A few days before D-Day we were drafted to the St Adrian, a requisitioned merchant ship, berthed at Portsmouth. On Sunday, 4 June, the 1330 hours start for the D-Day invasion was called off because the weather was too bad. We went ashore to a theatre in Commercial Road and saw the film ‘The Return of the Scarlet Pimpernel.’

On Monday, 5 June we sailed from the railway jetty at Portsmouth at 1330. The sea was still very rough. We went right out to the west and eventually arrived nine miles off SWORD beach at 0300 on Tuesday, 6 June. At this point the Norwegian destroyer, Svenner, on our starboard side and with a crew of 200, was struck amidships by a torpedo from a German E-boat, and sank in about twenty minutes, in the shape of a ‘V’. There were a large number of casualties, but we managed to save quite a few.

The battleships, Warspite and Ramillies, lay astern of us, and were firing shells over us, up to twenty miles inland, from their 15-inch guns. This went on for several weeks. We would see the flash of fire from the guns, followed by a bang, which, like the rest of the noise, we got used to.

The St Adrian was the Operations Ship, controlling all the ships coming into the beach. I assisted in recording the movements of the various ships in the area. Each morning there was a meeting on board between the army and navy officers, to plan the priority of items to go ashore. Communications with the other ships was very good and procedures on the ship worked well. After a few days a ‘Gooseberry’ breakwater was formed from a number of ships, including the old French battleship, the Courbet, which had the tricolor flying at its masthead. Following shell damage to the St Adrian, we were transferred to the battleship. It had better facilities for the meetings, which were held in the saloon. During the very rough weather in mid-June, when nothing went ashore, the battleship used to shudder, in spite of its 22,000 tons.

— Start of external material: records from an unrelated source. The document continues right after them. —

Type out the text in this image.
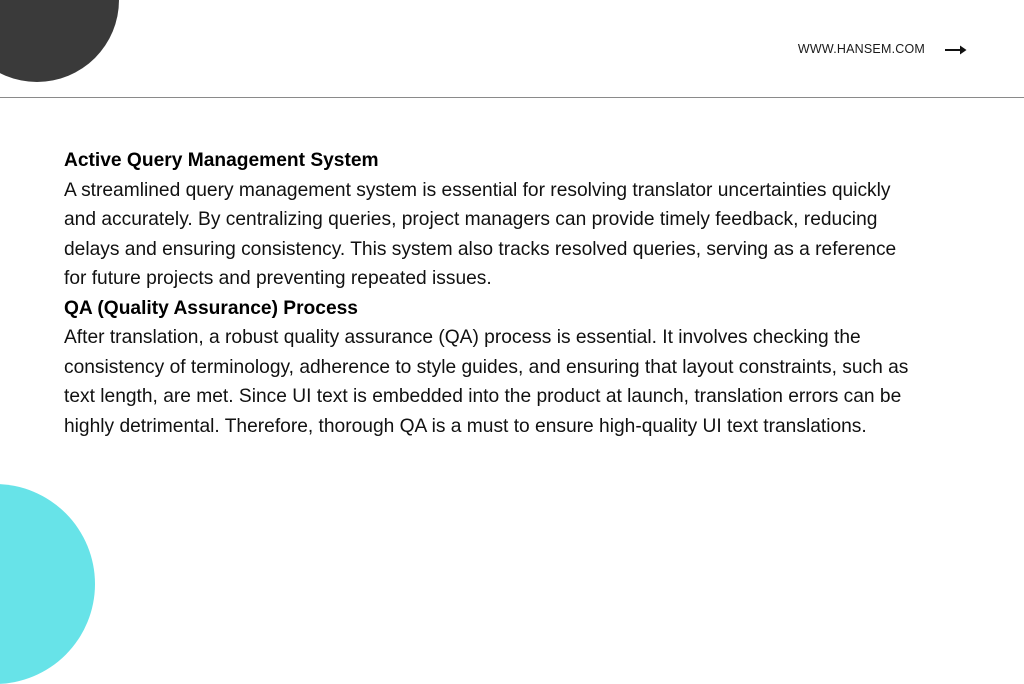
WWW.HANSEM.COM
Active Query Management System

A streamlined query management system is essential for resolving translator uncertainties quickly and accurately. By centralizing queries, project managers can provide timely feedback, reducing delays and ensuring consistency. This system also tracks resolved queries, serving as a reference for future projects and preventing repeated issues.

QA (Quality Assurance) Process

After translation, a robust quality assurance (QA) process is essential. It involves checking the consistency of terminology, adherence to style guides, and ensuring that layout constraints, such as text length, are met. Since UI text is embedded into the product at launch, translation errors can be highly detrimental. Therefore, thorough QA is a must to ensure high-quality UI text translations.
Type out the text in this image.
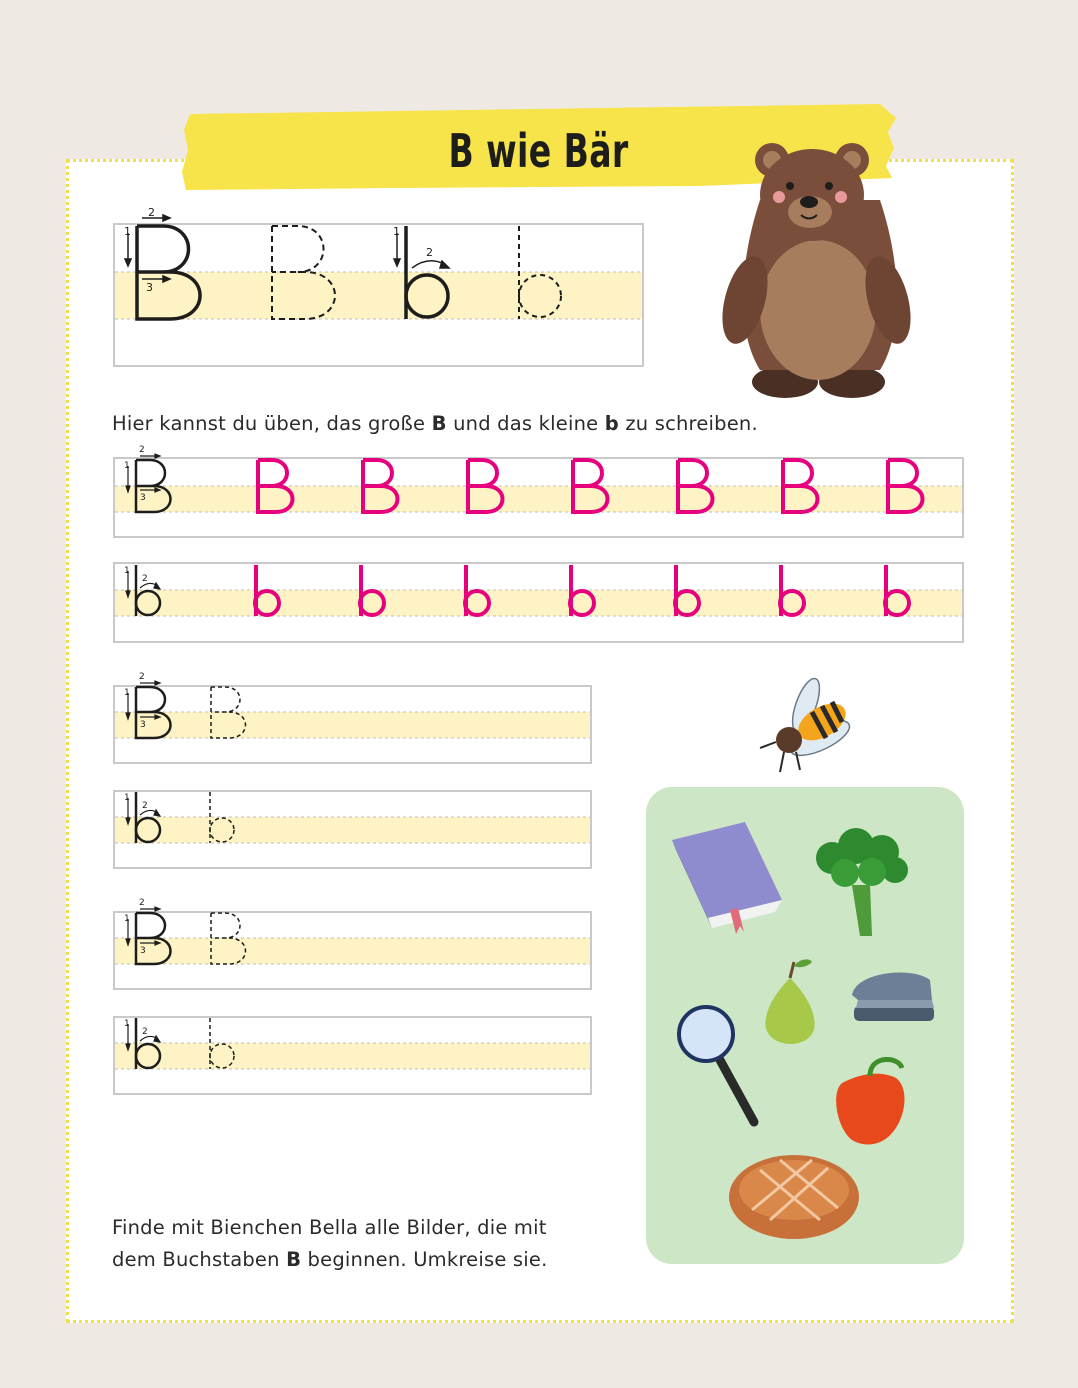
2
1
3
1
2
2
1
3
1
2
2
1
3
1
2
2
1
3
1
2
B wie Bär
Hier kannst du üben, das große B und das kleine b zu schreiben.
Finde mit Bienchen Bella alle Bilder, die mit
dem Buchstaben B beginnen. Umkreise sie.
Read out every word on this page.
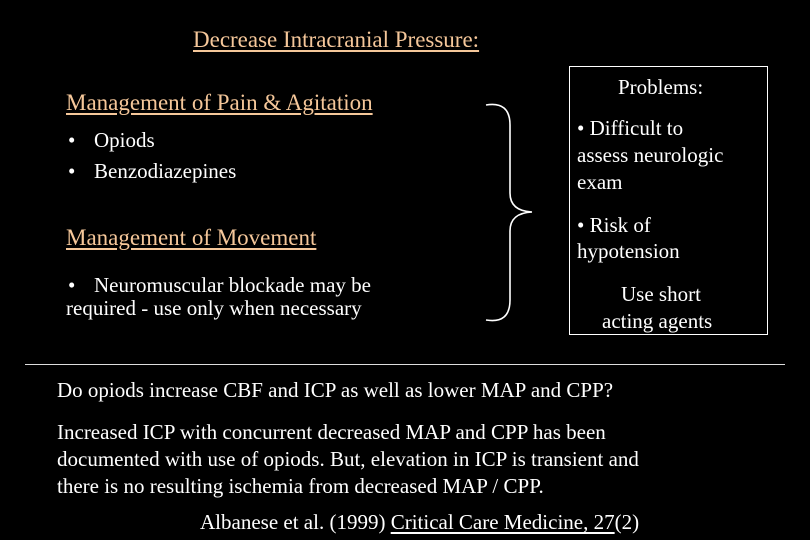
Decrease Intracranial Pressure:
Management of Pain & Agitation
• Opiods
• Benzodiazepines
Management of Movement
• Neuromuscular blockade may be
required - use only when necessary
Problems:
• Difficult to
assess neurologic
exam
• Risk of
hypotension
Use short
acting agents
Do opiods increase CBF and ICP as well as lower MAP and CPP?
Increased ICP with concurrent decreased MAP and CPP has been
documented with use of opiods. But, elevation in ICP is transient and
there is no resulting ischemia from decreased MAP / CPP.
Albanese et al. (1999) Critical Care Medicine, 27(2)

We were often being bombarded by shells from the mobile guns concealed in the woods across the mouth of the River Orne. After several weeks this got so bad, and ships were being sunk, that the Gooseberry harbour had to be abandoned. We were transferred back to the St Adrian and moved along the coast to Arromanches, with its Mulberry harbour. The intention was to move back to Ouistreham when the situation improved, but as the army was being held up ashore, it was decided to abandon the beach. We returned to the UK with reduced engine power, the engine having been damaged by shelling, and arrived back in Portsmouth in mid-July, at 0230 am on a bright moonlit night.